WOMEN GET THE VOTE
"Hurrah! And Vote for Suffrage."
So shouted Harry Burn, at twenty-four the youngest member of the U.S. House of Representatives, on 18 August 1920, when he heeded his mother's admonition and cast the final vote for the passage of the Nineteenth Amendment, giving women the right to vote. Twenty-six million women were enfranchised, and a battle for women's suffrage that began at the Seneca Falls Woman's Rights Convention in 1848 finally was won.
No Panacea
Initially elated, activist women quickly discovered that the vote was not the panacea for women they hoped.

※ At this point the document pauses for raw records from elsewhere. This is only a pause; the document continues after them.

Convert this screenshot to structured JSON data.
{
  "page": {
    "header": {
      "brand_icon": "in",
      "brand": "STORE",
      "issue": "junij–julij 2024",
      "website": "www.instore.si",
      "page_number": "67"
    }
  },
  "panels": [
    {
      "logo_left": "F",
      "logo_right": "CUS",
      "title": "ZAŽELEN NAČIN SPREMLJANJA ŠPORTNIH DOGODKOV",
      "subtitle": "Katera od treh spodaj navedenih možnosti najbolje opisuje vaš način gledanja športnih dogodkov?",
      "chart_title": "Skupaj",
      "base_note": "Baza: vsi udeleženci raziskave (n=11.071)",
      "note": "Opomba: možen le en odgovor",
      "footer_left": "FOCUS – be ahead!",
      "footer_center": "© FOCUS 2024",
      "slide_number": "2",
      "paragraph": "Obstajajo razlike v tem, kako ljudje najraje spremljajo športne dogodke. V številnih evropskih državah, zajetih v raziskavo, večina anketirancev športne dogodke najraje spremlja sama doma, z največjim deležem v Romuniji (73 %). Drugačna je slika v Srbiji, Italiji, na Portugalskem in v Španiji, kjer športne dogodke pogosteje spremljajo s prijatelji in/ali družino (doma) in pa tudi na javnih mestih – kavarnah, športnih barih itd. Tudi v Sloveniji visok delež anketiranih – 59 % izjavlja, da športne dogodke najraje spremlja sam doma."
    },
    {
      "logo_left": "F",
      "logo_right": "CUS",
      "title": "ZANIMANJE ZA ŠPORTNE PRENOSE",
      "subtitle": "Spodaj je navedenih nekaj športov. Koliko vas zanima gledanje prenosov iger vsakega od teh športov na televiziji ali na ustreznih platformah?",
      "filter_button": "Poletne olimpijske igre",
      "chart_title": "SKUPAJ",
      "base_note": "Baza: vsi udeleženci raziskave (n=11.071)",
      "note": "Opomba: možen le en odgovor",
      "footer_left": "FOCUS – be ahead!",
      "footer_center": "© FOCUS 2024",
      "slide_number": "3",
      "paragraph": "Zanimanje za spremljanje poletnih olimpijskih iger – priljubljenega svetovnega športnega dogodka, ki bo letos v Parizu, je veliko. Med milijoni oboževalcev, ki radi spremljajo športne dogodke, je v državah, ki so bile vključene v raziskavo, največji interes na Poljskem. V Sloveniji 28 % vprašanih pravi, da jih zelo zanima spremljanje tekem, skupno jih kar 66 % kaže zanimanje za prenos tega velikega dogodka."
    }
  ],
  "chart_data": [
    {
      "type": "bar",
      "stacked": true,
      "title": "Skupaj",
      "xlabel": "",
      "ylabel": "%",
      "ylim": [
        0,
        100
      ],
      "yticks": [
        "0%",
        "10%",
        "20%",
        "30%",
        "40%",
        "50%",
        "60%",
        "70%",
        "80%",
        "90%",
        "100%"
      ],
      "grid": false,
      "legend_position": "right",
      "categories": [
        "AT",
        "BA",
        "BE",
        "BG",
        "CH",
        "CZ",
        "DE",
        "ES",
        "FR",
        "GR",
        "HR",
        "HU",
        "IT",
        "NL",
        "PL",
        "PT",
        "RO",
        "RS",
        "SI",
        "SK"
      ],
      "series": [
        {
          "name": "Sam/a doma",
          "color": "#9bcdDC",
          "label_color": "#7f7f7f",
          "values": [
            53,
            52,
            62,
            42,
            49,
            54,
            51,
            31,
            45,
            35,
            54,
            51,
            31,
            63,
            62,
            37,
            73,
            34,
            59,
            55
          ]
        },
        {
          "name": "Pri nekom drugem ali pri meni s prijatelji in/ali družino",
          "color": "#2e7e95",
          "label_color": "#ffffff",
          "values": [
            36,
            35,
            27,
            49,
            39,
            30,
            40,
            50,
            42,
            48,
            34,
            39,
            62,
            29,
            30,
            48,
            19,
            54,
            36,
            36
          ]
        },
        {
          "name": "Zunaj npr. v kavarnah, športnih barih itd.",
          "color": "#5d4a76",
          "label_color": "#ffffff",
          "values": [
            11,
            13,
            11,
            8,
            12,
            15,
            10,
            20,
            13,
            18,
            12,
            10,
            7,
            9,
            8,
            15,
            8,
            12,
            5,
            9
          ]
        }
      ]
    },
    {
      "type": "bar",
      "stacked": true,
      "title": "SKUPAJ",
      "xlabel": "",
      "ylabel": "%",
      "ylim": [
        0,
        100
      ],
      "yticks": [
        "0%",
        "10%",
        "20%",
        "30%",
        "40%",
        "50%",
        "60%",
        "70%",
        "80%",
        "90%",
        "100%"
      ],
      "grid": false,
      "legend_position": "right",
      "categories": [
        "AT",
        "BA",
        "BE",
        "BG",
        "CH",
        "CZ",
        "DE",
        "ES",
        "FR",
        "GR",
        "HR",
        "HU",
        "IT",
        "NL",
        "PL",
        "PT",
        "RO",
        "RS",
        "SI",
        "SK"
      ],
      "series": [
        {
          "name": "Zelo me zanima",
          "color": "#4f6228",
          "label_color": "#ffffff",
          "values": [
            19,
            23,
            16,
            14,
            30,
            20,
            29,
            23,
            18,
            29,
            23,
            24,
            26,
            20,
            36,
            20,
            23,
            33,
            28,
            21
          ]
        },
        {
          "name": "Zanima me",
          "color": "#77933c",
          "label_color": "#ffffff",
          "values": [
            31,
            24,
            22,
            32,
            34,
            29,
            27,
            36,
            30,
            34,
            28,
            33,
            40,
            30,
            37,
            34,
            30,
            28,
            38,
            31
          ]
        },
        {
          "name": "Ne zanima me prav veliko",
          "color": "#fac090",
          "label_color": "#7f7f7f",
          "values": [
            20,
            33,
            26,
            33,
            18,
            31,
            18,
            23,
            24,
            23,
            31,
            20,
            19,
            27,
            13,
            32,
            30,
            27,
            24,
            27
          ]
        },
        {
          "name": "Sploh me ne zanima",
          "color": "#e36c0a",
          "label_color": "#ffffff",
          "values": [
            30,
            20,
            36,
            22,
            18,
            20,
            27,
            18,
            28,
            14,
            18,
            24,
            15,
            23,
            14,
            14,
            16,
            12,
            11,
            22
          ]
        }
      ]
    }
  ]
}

First, women did not vote in blocs or uniformly support women's issues; they voted according to race, social class, religious background, and geographic location. Furthermore, women's groups did not agree on the best strategy for further reform, and some women did not believe additional reform was necessary at all. As suffrage leader Anna Howard Shaw lamented in 1920, "I am sorry for you young women who have to carry on the work for the next ten years, for suffrage was a symbol, and now you have lost your symbol."
Factionalism
After 1920 the suffrage movement fragmented into factions: social feminists who sought reform of society in general; feminists who focused on expanded roles for women; women who were dedicated to pacifism; and women who campaigned for labor and professional reform. The moderate League of Women Voters attracted many women who sought social reform, education for women, and the elimination of laws discriminating against women. The more radical National Women's Party, led by Alice Paul, believed in the necessity of an Equal Rights Amendment (ERA) and single-mindedly struggled for it during the 1920s. The issue served to divide women, since many thought protective legislation preferable to a constitutional amendment and viewed the ERA as too extreme.
Black Women Activists
Black suffragists felt abandoned by white activists after suffrage passed. They thus turned from feminist politics to issues of racial justice, to the Back to Africa Movement led by Marcus Garvey, and to the anti-lynching movement. In 1922 black leader Mary B. Talbert founded the Anti-Lynching Crusade, and by 1923 seven hundred black and white women had joined the effort to stop these murders. Black and white southern feminists, who addressed specific issues facing southern black women, formed the Committee on Negro Problems in 1924 and the Southern Council on Women and Children in Industry in 1931. In a 1927 issue of Current History devoted to the "new woman," suffragists and other activist women noted with satisfaction feminist accomplishments since the passage of the Nineteenth Amendment.
Sources:
Dorothy M. Brown, Setting a Course: American Women in the Twenties (Boston: Twayne, 1987);
Nancy M. Cott, The Grounding of Modern Feminism (New Haven: Yale University Press, 1987).